Burton Craige has published an article entitled “The Road to Comparative Fault in North Carolina” in this month’s issue of The Litigator, the regular publication of the North Carolina Bar Association’s Litigation Section.
Summary: North Carolina is one of only five jurisdictions that retain the antiquated doctrine of contributory negligence. Here, as in Alabama, Maryland, Virginia and the District of Columbia, a plaintiff whose negligence makes the slightest contribution to his injury is barred from recovering any damages against the tortfeasor. The other 46 states, either by judicial decision or by statute, have adopted some form of comparative fault, allocating damages based on the degree of fault among the plaintiff and the defendants.
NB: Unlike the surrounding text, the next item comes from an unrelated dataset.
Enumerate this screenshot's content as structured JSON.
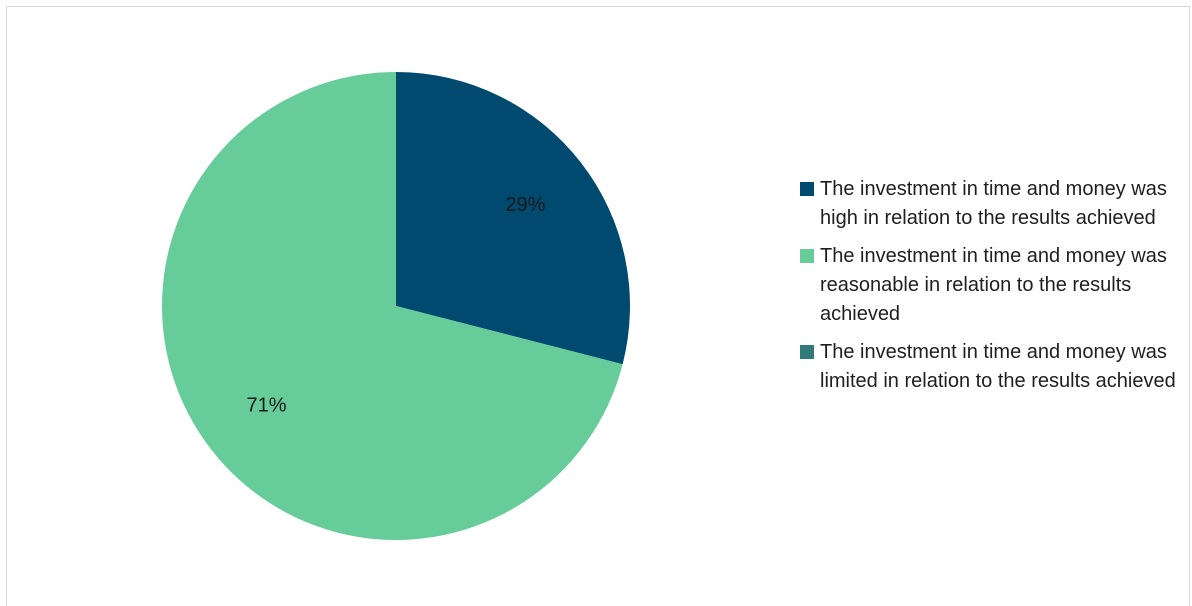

In May 2009, the North Carolina House of Representatives passed a bill that would abolish contributory negligence, adopt a system of modified comparative fault, and modify joint and several liability. Modeled on the Uniform Apportionment of Tort Responsibility Act (UATRA), the bill attracted bipartisan sponsorship and support. After the sponsors agreed to several last-minute amendments that favored defendants, the bill (HB 813) passed by a margin of 67-50, overcoming strong opposition from business and insurance interests.
In the 2010 session, the North Carolina Senate will consider HB 813. If the bill passes the Senate, it will end the long, harsh regime of contributory negligence, and bring North Carolina tort law into the modern era. This article discusses the provisions of UATRA, the amendments adopted in the House, and the principal objections to the bill.